Куницын видел, как бледнел Кюхля на его уроках, когда он рассказывал о братьях Гракхах и о борьбе Фразибула за свободу. У этого мальчика, несмотря на его необузданность, была ясная голова, а его упорство даже нравилось Куницыну.
Директор Энгельгардт, Егор Антонович, был аккуратный человек; когда он говорил о «нашем милом Лицее», глаза его принимали едва ли не набожное выражение. Он все мог понять и объяснить и, когда встречал какое-нибудь неорганизованное явление, долго над ним бился, чтобы «определить» его; но если ему наконец удавалось это явление определить и человек получал свой ярлык – Энгельгардт успокаивался.
Все было в порядке, да и в каком еще порядке: весь мир был хорошо устроен. Сплошное добродушие было в основе всего мира.

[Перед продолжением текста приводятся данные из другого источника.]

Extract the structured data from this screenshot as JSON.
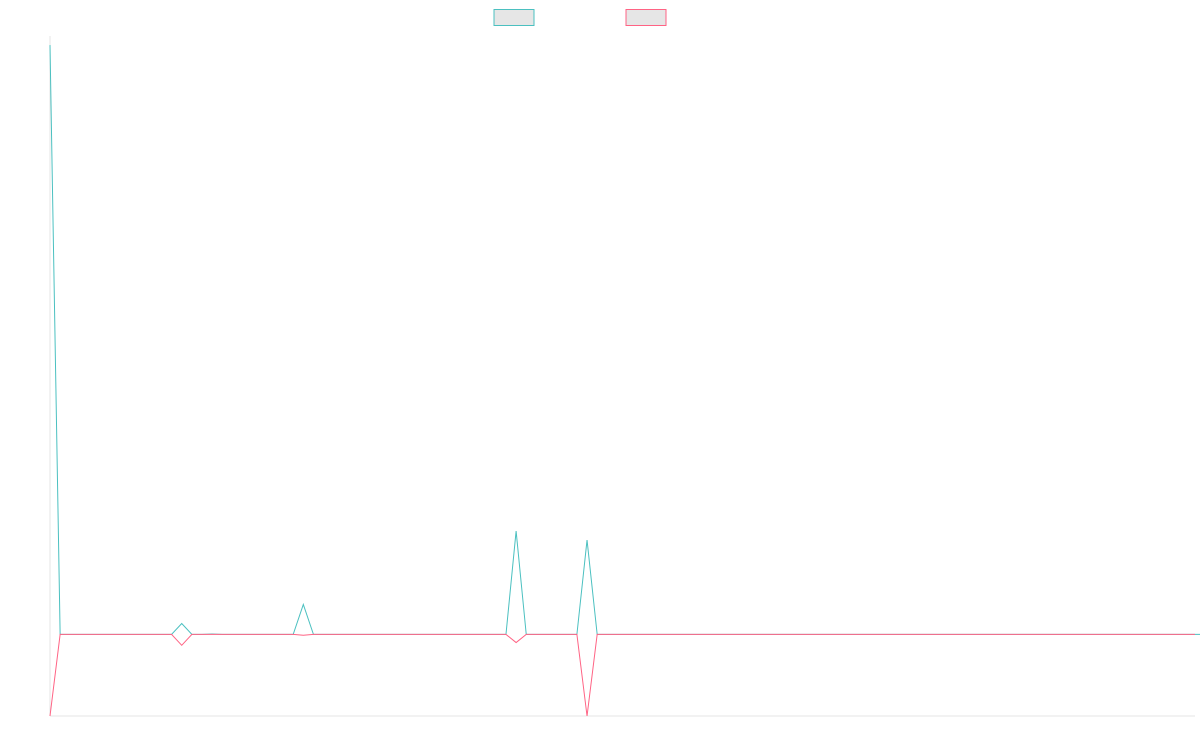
{
  "chart_data": {
    "type": "line",
    "title": "",
    "xlabel": "",
    "ylabel": "",
    "grid": false,
    "legend_position": "top-center",
    "x_count": 114,
    "ylim": [
      -9,
      66
    ],
    "series": [
      {
        "name": "",
        "color": "#4bc0c0",
        "legend_fill": "#e6e6e6",
        "values": [
          65,
          0,
          0,
          0,
          0,
          0,
          0,
          0,
          0,
          0,
          0,
          0,
          0,
          1.2,
          0,
          0,
          0.05,
          0,
          0,
          0,
          0,
          0,
          0,
          0,
          0,
          3.3,
          0,
          0,
          0,
          0,
          0,
          0,
          0,
          0,
          0,
          0,
          0,
          0,
          0,
          0,
          0,
          0,
          0,
          0,
          0,
          0,
          11.4,
          0,
          0,
          0,
          0,
          0,
          0,
          10.4,
          0,
          0,
          0,
          0,
          0,
          0,
          0,
          0,
          0,
          0,
          0,
          0,
          0,
          0,
          0,
          0,
          0,
          0,
          0,
          0,
          0,
          0,
          0,
          0,
          0,
          0,
          0,
          0,
          0,
          0,
          0,
          0,
          0,
          0,
          0,
          0,
          0,
          0,
          0,
          0,
          0,
          0,
          0,
          0,
          0,
          0,
          0,
          0,
          0,
          0,
          0,
          0,
          0,
          0,
          0,
          0,
          0,
          0,
          0,
          0,
          0
        ]
      },
      {
        "name": "",
        "color": "#ff6384",
        "legend_fill": "#e6e6e6",
        "values": [
          -9,
          0,
          0,
          0,
          0,
          0,
          0,
          0,
          0,
          0,
          0,
          0,
          0,
          -1.2,
          0,
          0,
          0,
          0,
          0,
          0,
          0,
          0,
          0,
          0,
          0,
          -0.1,
          0,
          0,
          0,
          0,
          0,
          0,
          0,
          0,
          0,
          0,
          0,
          0,
          0,
          0,
          0,
          0,
          0,
          0,
          0,
          0,
          -0.9,
          0,
          0,
          0,
          0,
          0,
          0,
          -9,
          0,
          0,
          0,
          0,
          0,
          0,
          0,
          0,
          0,
          0,
          0,
          0,
          0,
          0,
          0,
          0,
          0,
          0,
          0,
          0,
          0,
          0,
          0,
          0,
          0,
          0,
          0,
          0,
          0,
          0,
          0,
          0,
          0,
          0,
          0,
          0,
          0,
          0,
          0,
          0,
          0,
          0,
          0,
          0,
          0,
          0,
          0,
          0,
          0,
          0,
          0,
          0,
          0,
          0,
          0,
          0,
          0,
          0,
          0,
          0
        ]
      }
    ]
  }
}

Пушкин Энгельгардта ненавидел, сам не зная почему. Он разговаривал с ним, опустив глаза. Он грубо хохотал, когда у Энгельгардта случались неприятности. И Энгельгардт терялся перед этим неорганизованным явлением. Он в глубине души тоже ненавидел и – что было хуже всего – боялся Пушкина. Сердце этого молодого человека было пусто, ни одной искры истинного добродушия не было в нем, одна беспорядочная ветреность да какие-то звуки в голове, и при этом нерадивость, легкомыслие и – увы – безнравственность! За этого воспитанника Егор Антонович не отвечал ни в коем случае: он никак не мог подыскать для него ярлыка.